FACEBOOK PHOTO PRIVACY HACK FULL
Available photos were often low resolution and didn’t always depict people’s full faces. For the UNC researchers, the most challenging part of executing their 3-D replica attack was working with the limited image resources they could find for each person online. Still, the group was able to find at least three photos of each of them.įacial authentication spoofing attacks can use 2-D photos, videos, or in this case, 3-D face replicas (virtual reality renders, 3-D printed masks) to trick a system. “You can’t always control your online presence or your online image.” Price points out that many of the study participants are computer science researchers themselves, and some make an active effort to protect their privacy online. “We could leverage online pictures of the, which I think is kind of terrifying,” says True Price, a study author who works on computer vision at UNC. They found anywhere from three to 27 photos of each volunteer.
FACEBOOK PHOTO PRIVACY HACK PROFESSIONAL
The researchers instead went about collecting images of the 20 volunteers the way any Google stalker might-through image search engines, professional photos, and publicly available assets on social networks like Facebook, LinkedIn, and Google+.

Other groups have done similar research into defeating facial recognition systems, but unlike in previous studies, the UNC test models weren’t developed from photos the researchers took or ones that the study participants provided. Spotting poor, mediocre, and high-quality images of one study participant’s face using publicly available Facebook photos.

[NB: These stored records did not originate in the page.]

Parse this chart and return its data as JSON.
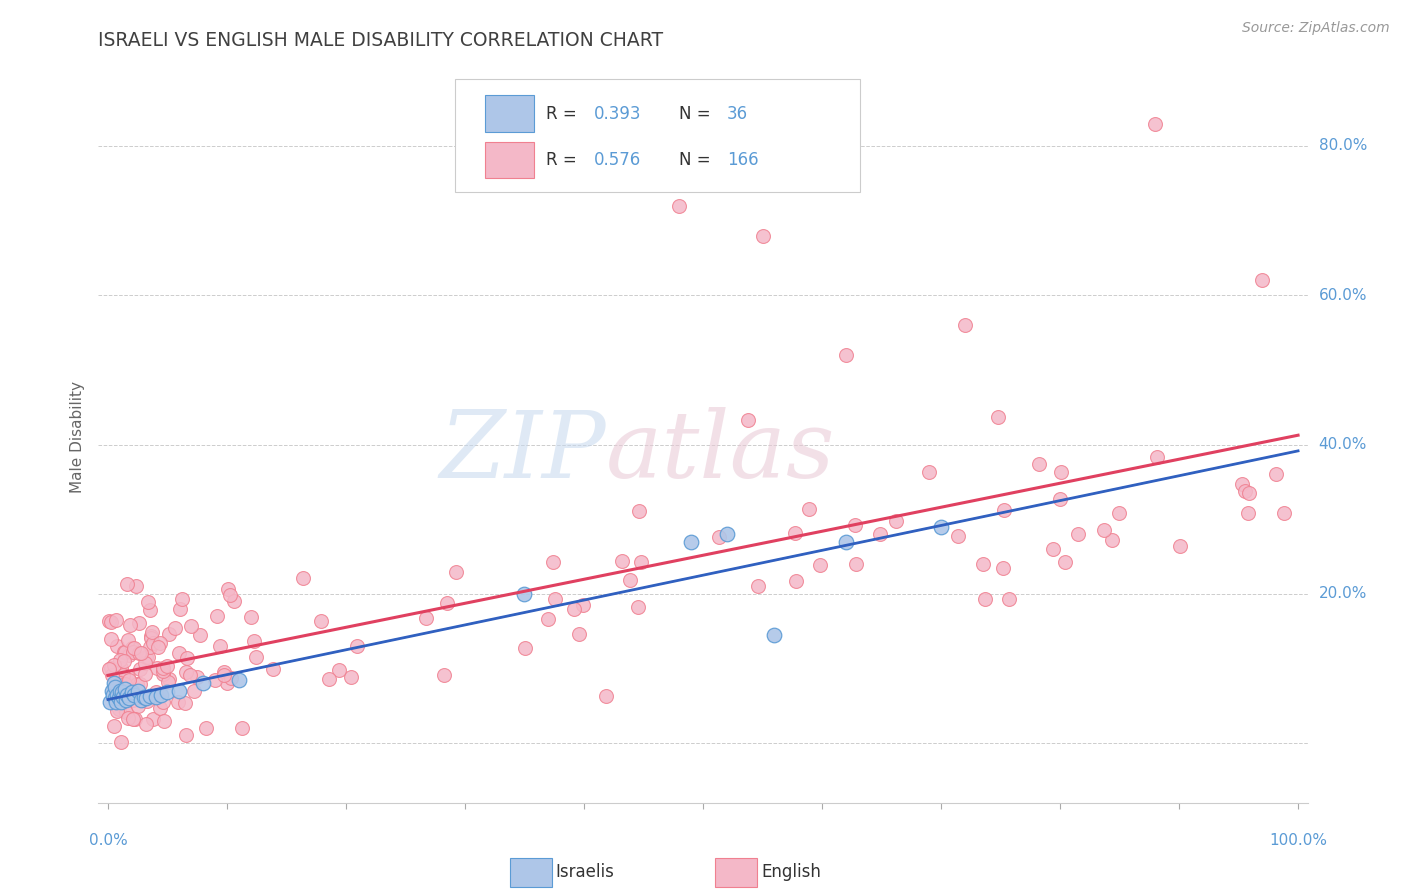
{
  "title": "ISRAELI VS ENGLISH MALE DISABILITY CORRELATION CHART",
  "source": "Source: ZipAtlas.com",
  "ylabel": "Male Disability",
  "israeli_color": "#aec6e8",
  "english_color": "#f4b8c8",
  "israeli_edge": "#5b9bd5",
  "english_edge": "#f08090",
  "trend_israeli_color": "#3060c0",
  "trend_english_color": "#e04060",
  "R_israeli": 0.393,
  "N_israeli": 36,
  "R_english": 0.576,
  "N_english": 166,
  "background_color": "#ffffff",
  "grid_color": "#c8c8c8",
  "title_color": "#404040",
  "axis_color": "#5b9bd5"
}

Faces plastered across the web on social media are especially vulnerable-look no further than the wealth of facial biometric data literally called Facebook. By and large your bodily features remain constant, so if your biometric data is compromised or publicly available, it’s at risk of being recorded and exploited. Their attack, which successfully spoofed four of the five systems they tried, is a reminder of the downside to authenticating your identity with biometrics. The researchers used a VR system shown on a smartphone’s screen for its accessibility and portability. A VR-style face, rendered in three dimensions, gives the motion and depth cues that a security system is generally checking for. Now researchers have demonstrated a particularly disturbing new method of stealing a face: one that’s based on 3-D rendering and some light Internet stalking.Įarlier this month at the Usenix security conference, security and computer vision specialists from the University of North Carolina presented a system that uses digital 3-D facial models based on publicly available photos and displayed with mobile virtual reality technology to defeat facial recognition systems. But people can be fooled (disguises! twins!), so it’s no surprise that even as computer vision evolves, new attacks will trick facial recognition systems, too. After all, humans already use a powerful version of it to tell each other apart. Facial recognition makes sense as a method for your computer to recognize you.